High-fives all round as Juniper beats Wall Street's expectations

The folks at Juniper HQ will be patting themselves on the back, as Q2 results blow expectations out of the water

Shares soared by more than 11% as Juniper Networks reported a much better than expected second quarter.

In fact, relative to expectations, Juniper’s results will have executives dancing in the streets. The networking vendor reported earnings of $158m, or 40 cents a share, on revenue of $1.22bn.

Revenue fell by 1% year-on-year, but Wall Street was looking for 40 cents a share on revenue of $1.11bn, so – happy days. Excluding stock-based compensation and other items, earnings rose to 53 cents per share from 40 cents a year earlier.

Profit was down by 29% year-on-year; however this was due to a spike in the year-ago period tied to a patent settlement with Palo Alto Networks. Sequentially, it was an increase of 97%.

Times have been tough for Juniper, with the rise of software defined networking having an impact on the firm’s core offering. On top of that, its CEO resigned last November following a board review of conduct over negotiations with a customer. In February, activist investor Elliot Management leaned on the business, ultimately getting two independent directors added to the board.

Under increased pressure from pesky investors, the Sunnyvale, California-based company booked $207.7m in restructuring charges and set in motion an aggressive cost-cutting plan.
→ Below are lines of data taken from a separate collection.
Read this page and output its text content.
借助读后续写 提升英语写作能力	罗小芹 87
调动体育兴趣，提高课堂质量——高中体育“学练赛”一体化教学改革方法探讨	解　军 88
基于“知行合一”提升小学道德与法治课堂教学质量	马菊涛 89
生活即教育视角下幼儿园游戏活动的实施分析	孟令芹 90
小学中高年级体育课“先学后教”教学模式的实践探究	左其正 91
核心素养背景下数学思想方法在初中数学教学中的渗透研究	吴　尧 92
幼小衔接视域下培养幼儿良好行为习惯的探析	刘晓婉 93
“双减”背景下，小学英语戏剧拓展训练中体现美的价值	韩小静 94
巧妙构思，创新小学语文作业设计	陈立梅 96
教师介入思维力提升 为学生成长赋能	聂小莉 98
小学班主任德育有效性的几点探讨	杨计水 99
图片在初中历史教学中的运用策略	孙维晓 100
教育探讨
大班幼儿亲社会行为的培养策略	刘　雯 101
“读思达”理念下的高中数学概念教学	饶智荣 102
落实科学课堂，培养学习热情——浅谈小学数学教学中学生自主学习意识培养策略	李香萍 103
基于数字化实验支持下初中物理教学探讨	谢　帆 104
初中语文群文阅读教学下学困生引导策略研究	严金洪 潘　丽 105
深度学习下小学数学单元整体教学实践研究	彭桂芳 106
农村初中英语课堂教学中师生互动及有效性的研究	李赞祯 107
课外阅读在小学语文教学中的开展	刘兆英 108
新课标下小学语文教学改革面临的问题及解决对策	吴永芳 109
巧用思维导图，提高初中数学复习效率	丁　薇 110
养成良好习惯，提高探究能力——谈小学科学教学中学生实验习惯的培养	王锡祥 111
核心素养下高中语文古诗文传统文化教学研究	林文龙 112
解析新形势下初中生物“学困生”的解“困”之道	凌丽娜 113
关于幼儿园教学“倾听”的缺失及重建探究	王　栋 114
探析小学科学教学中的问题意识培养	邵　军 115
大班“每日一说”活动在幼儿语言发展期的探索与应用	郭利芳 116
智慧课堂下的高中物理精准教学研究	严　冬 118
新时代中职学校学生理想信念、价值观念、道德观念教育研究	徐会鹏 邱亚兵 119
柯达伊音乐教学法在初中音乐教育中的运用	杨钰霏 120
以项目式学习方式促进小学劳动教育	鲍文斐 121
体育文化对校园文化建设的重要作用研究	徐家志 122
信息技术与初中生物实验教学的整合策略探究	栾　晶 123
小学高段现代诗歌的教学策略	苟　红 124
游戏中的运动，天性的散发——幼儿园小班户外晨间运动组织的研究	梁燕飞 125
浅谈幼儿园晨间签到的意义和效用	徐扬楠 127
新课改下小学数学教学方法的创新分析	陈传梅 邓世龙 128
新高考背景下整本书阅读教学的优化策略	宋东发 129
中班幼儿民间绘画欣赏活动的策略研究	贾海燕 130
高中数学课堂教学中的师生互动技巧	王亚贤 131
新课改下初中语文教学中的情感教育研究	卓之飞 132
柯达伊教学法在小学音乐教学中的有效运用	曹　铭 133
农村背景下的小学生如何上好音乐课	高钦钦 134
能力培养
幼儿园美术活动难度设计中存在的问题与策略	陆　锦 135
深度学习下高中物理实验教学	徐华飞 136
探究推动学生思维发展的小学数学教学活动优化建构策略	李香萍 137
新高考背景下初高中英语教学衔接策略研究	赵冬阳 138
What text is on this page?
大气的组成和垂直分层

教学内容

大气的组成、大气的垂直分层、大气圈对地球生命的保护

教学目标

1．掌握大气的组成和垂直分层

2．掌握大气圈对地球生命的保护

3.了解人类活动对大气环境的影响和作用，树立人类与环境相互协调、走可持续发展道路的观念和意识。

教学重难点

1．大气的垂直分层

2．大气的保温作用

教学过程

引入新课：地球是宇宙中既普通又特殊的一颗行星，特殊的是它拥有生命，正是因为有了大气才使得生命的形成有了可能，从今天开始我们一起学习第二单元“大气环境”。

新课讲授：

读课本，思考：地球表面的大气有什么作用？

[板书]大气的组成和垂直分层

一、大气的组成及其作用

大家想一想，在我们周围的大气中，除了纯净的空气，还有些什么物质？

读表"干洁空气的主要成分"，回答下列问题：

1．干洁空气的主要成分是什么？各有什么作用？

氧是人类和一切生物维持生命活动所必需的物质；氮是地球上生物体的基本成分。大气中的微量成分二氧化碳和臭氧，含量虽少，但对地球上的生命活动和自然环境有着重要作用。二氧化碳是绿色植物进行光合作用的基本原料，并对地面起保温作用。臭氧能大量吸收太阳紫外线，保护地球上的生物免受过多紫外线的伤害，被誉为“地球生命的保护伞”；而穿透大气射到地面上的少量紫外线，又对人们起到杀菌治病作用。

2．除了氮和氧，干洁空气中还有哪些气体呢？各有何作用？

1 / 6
The results indicate that the move is starting to pay off.

“We are pleased to report strong sequential revenue growth from the first quarter across all technologies, which reflects the strength of our innovative product portfolio as well as our continued focus on execution,” said CEO Rami Rahim, in the usual post-results back patting ceremony. “Overall, this quarter is a good proof point that Juniper’s strategy is winning and the investments we have made are producing positive results. Our results reflect the diversity of our customer base and we believe this positions us well to capitalize on the market opportunity throughout 2015 and beyond.”

As part of Operation Save The Business, Juniper committed to return a total of $4.1bn to shareholders by the end of 2016. The company said in a statement that, to date, it had made good on approximately $3.4bn of its promise.

Gross margin improved to 63.9% in the second quarter, from 60.9% a year earlier.

For the third quarter, Juniper estimates it will make 50-54 cents per share on revenues of $1.23bn, give or take 20 mill. Wall Street is expecting somewhere closer to the region of 46 cents per share on $1.16bn.

“We exceeded both our revenue and earnings expectations for the quarter, a reflection of the strength in our underlying business and the focused execution of our strategy,” said Robyn Denholm, chief financial and operations officer of Juniper Networks.

“We remain committed to our strong focus on operational fundamentals and the effective management of our cost structure. I want to commend our team for remaining laser focused on driving revenue growth and operating efficiency.”

Juniper finds itself at an interesting crossroad. To the optimist, it would be easy to declare ‘mission accomplished’ at this stage. The networking company has successfully navigated myriad challenges and has turned a corner once and for all.
 
To a pessimist (and George W. Bush), however, the words ‘mission accomplished’ are dangerous ones to wield. Juniper still faces its single biggest challenge, which is that carriers are gaining confidence in software-based equipment, rendering its bread and butter offering more of a pudding than a main course.